A Baptist inner-city minister says he sees parallels today to the disappointment with white moderate attitudes expressed 53 years ago in Martin Luther King’s famous “Letter from a Birmingham Jail.”
“I honestly think silence of the church in this era is not dissimilar from the silence of the church in the Civil Rights Movement,” Trey Lyon, pastor of communication and engagement at Park Avenue Baptist Church in Atlanta, said Aug. 20 on State of Belief Radio with former Interfaith Alliance head Welton Gaddy.
Lyon, commissioned as a Cooperative Baptist Fellowship field personnel in 2011, recalled King’s lament that “the most appalling thing was the silence of his friends, not the vitriol of his enemies.” Lyon was interviewed about an upcoming New Baptist Covenant gathering in Atlanta.
Lyon, who works at the church thanks to a partnership with the Decatur, Ga.,-based CBF, told Gaddy, an ordained Baptist minister who preaches at Northminster Church in Monroe, La., the New Baptist Covenant movement envisioned by former President Jimmy Carter has enabled the historically white Park Avenue Baptist Church to reconnect historic ties with Ebenezer Baptist Church, the home church of King.
Lyon said Park Avenue Baptist Church was founded shortly after the Civil War in what today is known as the Old Fourth Ward in Atlanta. Around 1900 the church relocated about a mile away, selling the old building and property to an African-American congregation that eventually became Ebenezer Baptist Church.
Lyon described about a year ago digging through some historical records and finding “an eyewitness account” written in the early part of the 20th century reporting that members left the old neighborhood “because apartments were being built and the Negroes were moving in.”
“It was kind of a pit in my stomach when I read that,” Lyon said. “We had always kind of had a hunch, but this was confirmation. Tragically, Park Avenue wasn’t alone in that.

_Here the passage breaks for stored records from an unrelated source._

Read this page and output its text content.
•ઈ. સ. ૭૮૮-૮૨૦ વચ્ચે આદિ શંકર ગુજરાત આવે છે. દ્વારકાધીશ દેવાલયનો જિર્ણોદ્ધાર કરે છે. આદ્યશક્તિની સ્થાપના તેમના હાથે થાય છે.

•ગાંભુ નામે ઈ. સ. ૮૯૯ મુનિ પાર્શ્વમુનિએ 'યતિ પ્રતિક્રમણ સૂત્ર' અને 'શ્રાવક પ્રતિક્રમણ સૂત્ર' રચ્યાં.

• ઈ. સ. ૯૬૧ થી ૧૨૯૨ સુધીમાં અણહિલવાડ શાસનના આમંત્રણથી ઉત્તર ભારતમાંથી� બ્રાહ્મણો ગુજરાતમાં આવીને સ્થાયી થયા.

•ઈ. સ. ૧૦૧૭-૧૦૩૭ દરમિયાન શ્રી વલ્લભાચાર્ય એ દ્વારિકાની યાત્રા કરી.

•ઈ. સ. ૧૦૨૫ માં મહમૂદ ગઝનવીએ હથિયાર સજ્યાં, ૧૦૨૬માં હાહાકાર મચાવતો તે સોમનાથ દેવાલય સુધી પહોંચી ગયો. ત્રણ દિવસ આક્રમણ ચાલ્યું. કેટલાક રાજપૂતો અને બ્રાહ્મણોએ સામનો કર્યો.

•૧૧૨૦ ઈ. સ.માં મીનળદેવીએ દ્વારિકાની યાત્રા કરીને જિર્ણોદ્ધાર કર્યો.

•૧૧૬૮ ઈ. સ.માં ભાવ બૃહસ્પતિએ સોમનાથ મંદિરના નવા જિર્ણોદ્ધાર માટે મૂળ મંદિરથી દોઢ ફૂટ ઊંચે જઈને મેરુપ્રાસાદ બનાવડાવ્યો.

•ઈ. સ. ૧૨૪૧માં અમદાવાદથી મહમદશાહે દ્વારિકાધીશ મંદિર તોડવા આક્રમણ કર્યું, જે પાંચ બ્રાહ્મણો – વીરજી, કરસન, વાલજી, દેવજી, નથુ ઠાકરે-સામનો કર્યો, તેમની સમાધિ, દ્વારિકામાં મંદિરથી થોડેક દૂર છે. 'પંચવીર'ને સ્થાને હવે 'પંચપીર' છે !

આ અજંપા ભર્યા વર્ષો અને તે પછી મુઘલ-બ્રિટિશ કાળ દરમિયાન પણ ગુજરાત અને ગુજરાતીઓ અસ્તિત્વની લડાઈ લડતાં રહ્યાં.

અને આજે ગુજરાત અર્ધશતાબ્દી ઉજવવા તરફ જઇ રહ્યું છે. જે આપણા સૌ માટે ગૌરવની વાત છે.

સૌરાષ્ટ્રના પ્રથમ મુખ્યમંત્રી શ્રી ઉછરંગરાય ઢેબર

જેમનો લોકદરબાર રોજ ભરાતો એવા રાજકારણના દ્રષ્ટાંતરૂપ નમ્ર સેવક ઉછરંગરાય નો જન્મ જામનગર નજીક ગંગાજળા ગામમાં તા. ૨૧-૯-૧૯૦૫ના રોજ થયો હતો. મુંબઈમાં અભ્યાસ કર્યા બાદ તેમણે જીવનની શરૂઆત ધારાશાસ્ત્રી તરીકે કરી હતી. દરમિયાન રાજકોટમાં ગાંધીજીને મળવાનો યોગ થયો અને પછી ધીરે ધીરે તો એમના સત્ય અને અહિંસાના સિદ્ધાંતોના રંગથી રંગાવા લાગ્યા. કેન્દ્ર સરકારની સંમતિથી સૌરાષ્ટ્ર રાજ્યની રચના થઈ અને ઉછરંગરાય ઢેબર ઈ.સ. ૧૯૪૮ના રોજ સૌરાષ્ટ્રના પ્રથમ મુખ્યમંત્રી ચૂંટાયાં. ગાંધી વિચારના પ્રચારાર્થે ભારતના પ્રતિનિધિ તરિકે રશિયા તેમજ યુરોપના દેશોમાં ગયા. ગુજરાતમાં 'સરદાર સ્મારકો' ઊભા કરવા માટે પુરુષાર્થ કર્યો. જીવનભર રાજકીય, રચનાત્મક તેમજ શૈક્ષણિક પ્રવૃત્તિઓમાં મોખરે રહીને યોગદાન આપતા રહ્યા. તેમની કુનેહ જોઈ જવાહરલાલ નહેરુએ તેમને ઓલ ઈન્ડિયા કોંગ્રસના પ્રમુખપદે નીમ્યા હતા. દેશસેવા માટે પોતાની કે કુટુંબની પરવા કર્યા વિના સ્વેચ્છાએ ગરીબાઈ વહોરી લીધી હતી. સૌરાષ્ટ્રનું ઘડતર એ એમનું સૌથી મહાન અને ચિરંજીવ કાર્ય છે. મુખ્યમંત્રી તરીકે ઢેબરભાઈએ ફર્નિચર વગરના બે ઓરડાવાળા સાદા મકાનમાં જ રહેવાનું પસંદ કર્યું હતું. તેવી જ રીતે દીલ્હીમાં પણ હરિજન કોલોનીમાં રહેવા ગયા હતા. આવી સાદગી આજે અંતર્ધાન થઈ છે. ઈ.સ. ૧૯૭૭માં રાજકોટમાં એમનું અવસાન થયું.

That was the plight of most white, certainly Baptist churches, as that’s the history of the [Southern Baptist] Convention.”
Lyon said an ongoing part of his ministerial calling is “how do we recognize that our historical institutions have this legacy knit into them.”
He said the New Baptist Covenant provides a framework for moving toward not just reconciliation but also “having difficult conversations about how we go forward and true racial justice.”
“The New Baptist Covenant brought us together,” Lyon described the two congregations now linked by a Covenant of Action. “Though there have been these sort of loose connections throughout the years, it gave us the opportunity to say, ‘OK, what work can we do now to impact our communities jointly?”
For Ebenezer and Park Avenue it was helping kids to read at grade level, a key predictor of who will eventually graduate from high school and go to college.
“I don’t think anybody’s ever going to be upset when you say we want to work together to help advance our children,” said Michael Wortham, assistant pastor of college and young adult ministries at Ebenezer Baptist Church.
Former President Carter, a lifelong Baptist, brought together leaders from more than 30 Baptist organizations in 2007 to seek common ground in a denomination frequently identified not by what they are for but rather for what they are against.
They settled on a passage in the Gospel of Luke, where Jesus announced: “The Spirit of the Lord is on me, because he has anointed me to proclaim good news to the poor. He has sent me to proclaim freedom for the prisoners and recovery of sight for the blind, to set the oppressed free, to proclaim the year of the Lord’s favor.”
Lyon said those words “sort of become the credo” for churches to ask “how do we go out and accomplish the things Jesus talked about that the spirit enables us to do?”
“How do we preach good news to the poor?” he asked. “What does that actually look like?”
“How do we proclaim recovery of sight to those who are blinded in some way? When we talk about white privilege or power or any of these sorts of really intricate things, oftentimes folks just don’t see that. If we’re living in covenant we’re relating to one another. We’re working together.”
More than 15,000 people attended the first New Baptist Covenant gathering in Atlanta in 2008. After subsequent gatherings in 2009, 2011 and 2015, the movement turned local, promoting Covenants of Action to link black and white churches in joint hands-on ministry addressing needs in their community.
Concerned about a resurgence of racial tension in the United States over the last couple of years, Carter announced plans in May for another New Baptist Covenant Summit Sept. 14-16 in Atlanta.
Carter is scheduled as a keynote speaker at the gathering at the Downtown Hilton, along with Traci Blackmon, acting executive minister of justice and witness at the United Church of Christ.
Frederick Haynes III, senior pastor at Friendship-West Baptist Church, and Pastor George Mason of Wilshire Baptist Church — involved in one of the first covenant partnerships in Dallas — will also deliver keynote addresses.